Вот о чем думал фон Франц, прижимаясь спиной к внутренней поверхности корпуса лодки. Сталь жалобно заскрипела: давление воды усиливалось, подлодка спускалась все ниже.
Двести футов, капитан. Двести пятьдесят футов, капитан. Фон Франц представлял себе, как за ними спускаются глубинные бомбы, оставляя за собой след из пузырьков воздуха.
Он увидел страх в глазах солдат в машинном отделении. Все они, как и сам капитан, были небриты. От всех, как и от него самого, пованивало: запах страха, запах немытых тел. И того, и другого на подводной лодке было вдосталь.
Фон Франц закрыл глаза, молясь о спасении. Он говорил себе, что эта субмарина пережила сотни атак, сотни глубинных бомб. Сотни. Мало того, эта подводная лодка – именно эта и никакая другая – могла погружаться глубже всех субмарин на этой планете. Глубже, чем любое другое судно. Глубже, чем любая глубинная бомба.
И все же…
И все же они не могли погружаться быстрее, чем бомбы.
И все же корпус уже поврежден.
Капитан услышал жалобный стон металла – такого прочного и такого истерзанного. Он увидел, как серые хлопья краски опадают на стальной пол – завораживающее зрелище. Увидел, как гнутся заклепки.
Все передатчики вышли из строя, конечно. Последнее сообщение он отправлял… когда? Больше двух месяцев назад.

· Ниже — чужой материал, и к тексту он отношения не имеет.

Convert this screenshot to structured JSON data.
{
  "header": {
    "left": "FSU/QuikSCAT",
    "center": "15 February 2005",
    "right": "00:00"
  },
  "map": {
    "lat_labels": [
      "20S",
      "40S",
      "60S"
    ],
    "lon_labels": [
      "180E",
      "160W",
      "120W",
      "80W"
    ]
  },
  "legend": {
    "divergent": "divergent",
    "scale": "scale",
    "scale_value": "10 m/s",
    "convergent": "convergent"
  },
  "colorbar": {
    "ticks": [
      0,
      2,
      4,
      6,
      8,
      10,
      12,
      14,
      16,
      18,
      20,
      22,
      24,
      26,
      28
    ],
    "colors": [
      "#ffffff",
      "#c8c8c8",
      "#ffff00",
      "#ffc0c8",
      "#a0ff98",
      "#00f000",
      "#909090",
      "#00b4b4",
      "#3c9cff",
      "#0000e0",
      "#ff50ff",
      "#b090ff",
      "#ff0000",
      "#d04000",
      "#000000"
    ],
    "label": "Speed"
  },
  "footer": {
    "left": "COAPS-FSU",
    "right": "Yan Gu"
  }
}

Столько всего изменилось за это время.
Тогда, два месяца назад, он был капитаном военного судна. Капитаном, верным фюреру.
Но теперь фон Франц должен был передать союзникам предложение мира.
Если бы они могли хоть как-то узнать об этом, эти люди на корвете.
Фон Францу оставалось надеяться только на помощь Господа. Потому что, в конце концов, у британцев была всего одна попытка. Когда бомбы взорвутся, сонарная установка перестанет работать и подлодка успеет уйти, пока гидролокационное оборудование перенастраивают.
Им бы только пережить взрыв этих бомб…
Бум-м.
Глухой, до боли знакомый звук взрывов.
Первый… Второй… Третий…
Взрывы все ближе.
Люди в машинном приготовились к первому удару. Они знали, что первая взрывная волна кажется страшнее, но корпус разрушает на самом деле только вторая.
Четвертый взрыв… Пятый… Шестой…
Их шатнуло в сторону.
Седьмой… Восьмой…
Но подлодка устояла. Ее трясло и качало, измученный металл стонал.
А потом все закончилось.
Воцарилась тишина.
Капитан Вильгельм фон Франц вдруг понял, что давно затаил дыхание и только сейчас позволил себе вздохнуть. Как и его товарищи – все в отделении перевели дух.
Их молитвы были услышаны. Возможно, Господь смилостивился над ними.
А затем субмарина накренилась. Послышался оглушительный треск, сменившийся плеском воды.
И в последний раз зазвучал сигнал тревоги.
Часть 1
Глава 1
Июнь 2012 года Овальный кабинет, Белый дом
Ковры в западном крыле Белого дома глушат шаги. Для центра свободного мира это на удивление тихое место, где можно услышать разве что еле уловимый гул. Вот почему сенатор Тиммс, беспокойно прогуливаясь туда-сюда по ковру в приемной перед Овальным кабинетом, старался не шуметь.
Тиммсу было уже под семьдесят. Темные, с проседью волосы – как говорится, цвета перца с солью. Черный костюм. Темный плащ – сенатор так и не потрудился его снять, и ткань шуршала всякий раз, когда Тиммс поворачивался. Очки с толстыми линзами. Глаза сияют – то ли от радости, то ли от волнения, а может, и от того, и от другого. Почему? Непонятно.
Сенатор говорил по мобильному, стараясь не повышать голоса. Даже здесь, в сердце Белого дома, он при разговоре прикрывал рот ладонью, словно прячась от людей, которые умеют читать по губам. Привычка, наверное.
За столом в приемной, отвечая на звонки, сидели личные секретари президента – в наушниках и с микрофонами. У двустворчатой двери, ведущей в поросший розами сад, стоял советник президента. В окно падал бледно-желтый свет, заливая кремовый ковер на полу и серый костюм советника.
Советник наблюдал за тем, как Тиммс отрывисто разговаривает по телефону. Люди в приемной украдкой переглянулись, их тревожило взбудораженное состояние Тиммса, его стремление понизить голос, его беспокойные шаги.
А затем сенатор резко остановился. Захлопнул телефон, поправил пиджак и плащ. Одна рука замерла на поясе, вторая потянулась к подбородку. Тиммс погрузился в раздумья.